As I have argued, the Dissolution and calling of Parliament are inherently political decisions that are entirely unsuitable for review by the courts. More specifically, with relevance to Clause 3(c), we do not believe that it is appropriate for the courts to impose legal limits of this sort on when a Parliament may be dissolved and a general election called.
In reply to the noble and learned Lord, Lord Hope, we contend that this clause is not contrary to the rule of law. The Government agree with the independent review, which said:
“It is … for Parliament to decide what the law … should be, and it is for the courts to interpret what Parliament has said.”
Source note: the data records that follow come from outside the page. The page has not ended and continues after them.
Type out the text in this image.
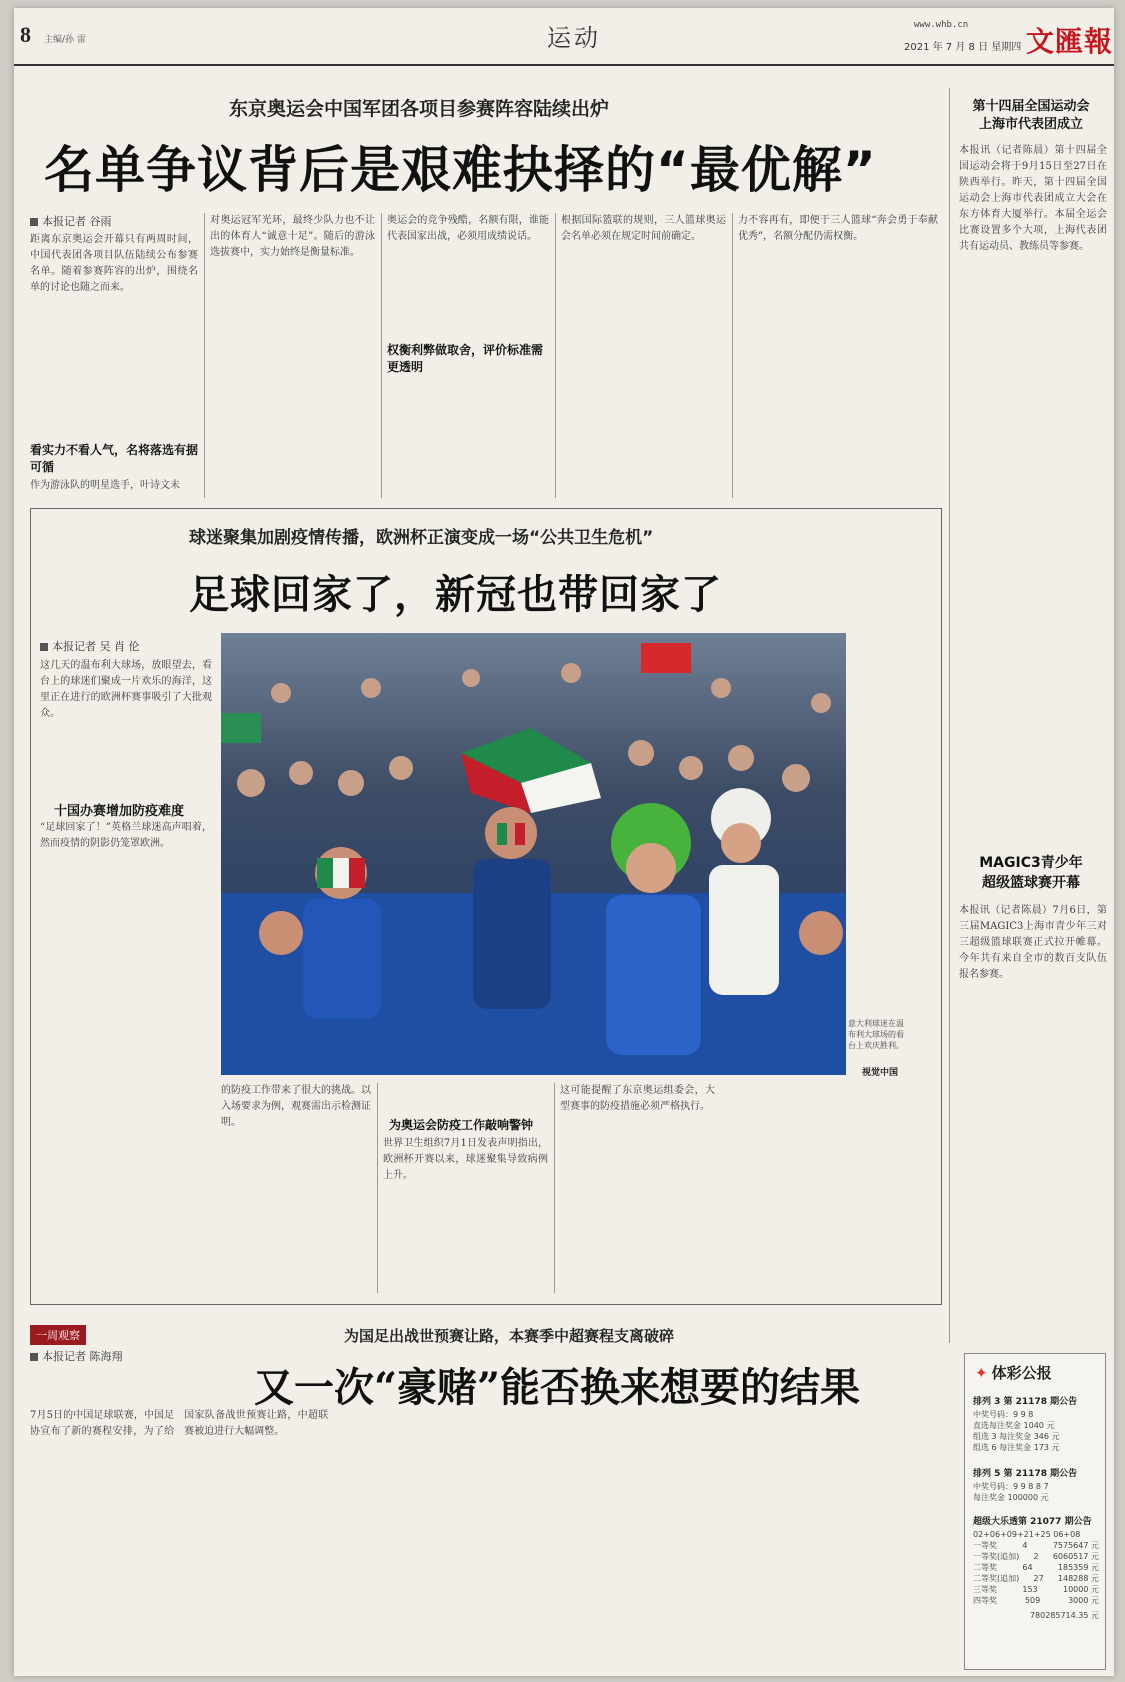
8 主编/孙 雷	运动	www.whb.cn
2021 年 7 月 8 日 星期四 文匯報
东京奥运会中国军团各项目参赛阵容陆续出炉
名单争议背后是艰难抉择的“最优解”
本报记者 谷雨
距离东京奥运会开幕只有两周时间，中国代表团各项目队伍陆续公布参赛名单。随着参赛阵容的出炉，围绕名单的讨论也随之而来。
看实力不看人气，名将落选有据可循
作为游泳队的明星选手，叶诗文未
对奥运冠军光环，最终少队力也不让出的体育人“诚意十足”。随后的游泳选拔赛中，实力始终是衡量标准。
奥运会的竞争残酷，名额有限，谁能代表国家出战，必须用成绩说话。
权衡利弊做取舍，评价标准需更透明
根据国际篮联的规则，三人篮球奥运会名单必须在规定时间前确定。
力不容再有，即便于三人篮球“奔会勇于奉献优秀”，名额分配仍需权衡。
第十四届全国运动会
上海市代表团成立
本报讯（记者陈晨）第十四届全国运动会将于9月15日至27日在陕西举行。昨天，第十四届全国运动会上海市代表团成立大会在东方体育大厦举行。本届全运会比赛设置多个大项，上海代表团共有运动员、教练员等参赛。
球迷聚集加剧疫情传播，欧洲杯正演变成一场“公共卫生危机”
足球回家了，新冠也带回家了
本报记者 吴 肖 伦
这几天的温布利大球场，放眼望去，看台上的球迷们聚成一片欢乐的海洋，这里正在进行的欧洲杯赛事吸引了大批观众。
十国办赛增加防疫难度
“足球回家了！”英格兰球迷高声唱着，然而疫情的阴影仍笼罩欧洲。
意大利球迷在温布利大球场的看台上欢庆胜利。
视觉中国
的防疫工作带来了很大的挑战。以入场要求为例，观赛需出示检测证明。	为奥运会防疫工作敲响警钟
世界卫生组织7月1日发表声明指出，欧洲杯开赛以来，球迷聚集导致病例上升。
这可能提醒了东京奥运组委会，大型赛事的防疫措施必须严格执行。
MAGIC3青少年
超级篮球赛开幕
本报讯（记者陈晨）7月6日，第三届MAGIC3上海市青少年三对三超级篮球联赛正式拉开帷幕。今年共有来自全市的数百支队伍报名参赛。
一周观察	为国足出战世预赛让路，本赛季中超赛程支离破碎
又一次“豪赌”能否换来想要的结果
本报记者 陈海翔
7月5日的中国足球联赛，中国足协宣布了新的赛程安排，为了给国家队备战世预赛让路，中超联赛被迫进行大幅调整。
✦ 体彩公报
排列 3 第 21178 期公告
中奖号码：9 9 8
直选每注奖金 1040 元
组选 3 每注奖金 346 元
组选 6 每注奖金 173 元
排列 5 第 21178 期公告
中奖号码：9 9 8 8 7
每注奖金 100000 元
超级大乐透第 21077 期公告
02+06+09+21+25 06+08
一等奖	4	7575647 元
一等奖(追加) 2 6060517 元
二等奖	64	185359 元
二等奖(追加) 27 148288 元
三等奖	153	10000 元
四等奖	509	3000 元
780285714.35 元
The majority of the Joint Committee also concluded that it is
“not inherently incompatible with the rule of law”
for Parliament
“to designate certain matters as ones which”
should
“be resolved in the political … sphere”.
I come now to the point of precedent raised by the noble Lord, Lord Beith, and the noble and learned Lord, Lord Hope, for whose conversations I was very grateful. They asked a specific question and voiced their concerns that this clause sets a precedent. It is not so. As I have explained, Clause 3 is a very specific clause drafted with a particular purpose in mind; namely, to confirm a widely shared view of the nature of the prerogative powers to dissolve and call Parliament. For this reason, it is more accurately described, to use the phraseology of the independent review, as a “codifying clause”—a clause that in effect seeks to prevent the courts in future declaring something to be justiciable that is already currently understood to be non-justiciable.
In this case, it is seeking to ensure the non-justiciability of the prerogative powers for the Dissolution and calling of Parliament, which traditionally the courts have had no role in reviewing—nothing more. This is a bespoke exclusion to address this precise task.